Yesterday in the Braves game, after the Twins pitcher struck a Braves batter, the home-plate umpire went out in front of home plate and pointed to each bench. Is this the signal for a warning to each bench? Then a few batters later, the same Twins pitcher hit another Braves batter. I believe the Twins pitcher and manager should have been ejected from the game based on the warning that was given. Shouldn't the home-plate umpire have done that? Even the announcers were confused and the replay clearly showed the home-plate umpire giving the warning to each bench. Once that type of warning has been given, can an umpire take it back?
Montague: Once the warning is issued, you want to stop the beanball situation. But it's up to the umpire's discretion whether that batter was hit intentionally. He may have thrown at him, and there's certain situations where you know they're not going to throw at him intentionally. Say like if the bases are loaded and he gets hit, that's one situation. If there's a tie game, he doesn't want to put the winning run in scoring position in a case like that. So it has to be the umpire's discretion whether it was intentional. Just because there's a warning doesn't mean that if a guy gets hit, he automatically gets thrown out.

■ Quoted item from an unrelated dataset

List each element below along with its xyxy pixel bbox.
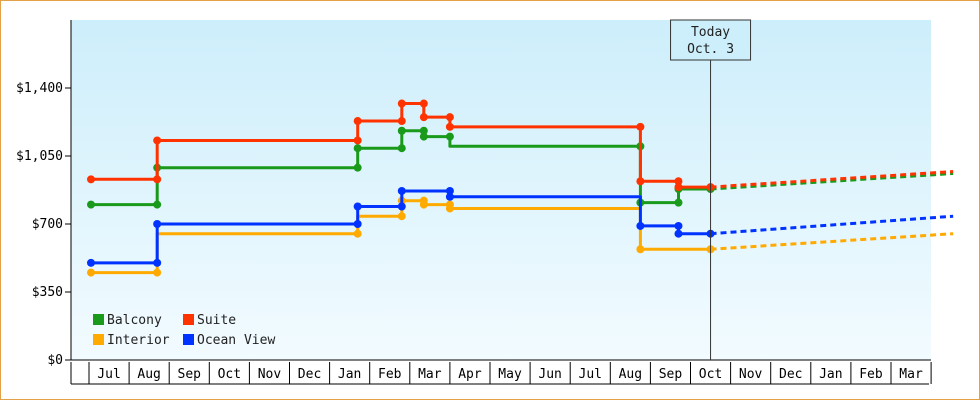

This happened at an American Legion ballgame (they use the Official Major League rules) and I want to know the correct ruling. With a runner on second (base), the pitcher balks, and it was called by the umpire. The pitcher continues to throw the pitch and hits the batter. What is the correct awarding of bases?
Mike DiMuro: When you call a balk, if all runners including the the batter/runner advance one base, then you would disregard the balk. So in that situation, because the runner from second (base) didn't go to third (base) on the hit batsman, so now you'd force the balk. So, the batter would have to stay in the box and hit again even though he was hit. That's a really strange one.
My brother and I have an argument, he says that pitchers in the Major Leagues are not allowed to throw underhand. But I have seen pitchers throw underhand. Is there a rule stating whether or not a pitcher can throw underhand?
Barksdale: I would think they can if they want to. No, there's no rule.
I'm a high school umpire, and I was at the Dodgers/Angels game. Please give me some details on Paul Emmel's mask. I want one. Where did he obtain it? What is the approximate price? Thank you.
Barksdale: Mike (DiMuro) uses the same one. The one these guys wear is a better shell, they are very expensive. But the amateur guys can buy a less expensive model for $150 or so. That particular one (DiMuro's and Emmel's) is probably around $300. The guys that don't wear that type (the hockey mask) wear a regular standard mask. You can get those from $50 and up, just depends on if you get a good one, but you can get those for like $50 to $60 up.
DiMuro: It's just All-Star (brand). It's a hockey mask, they make it for baseball.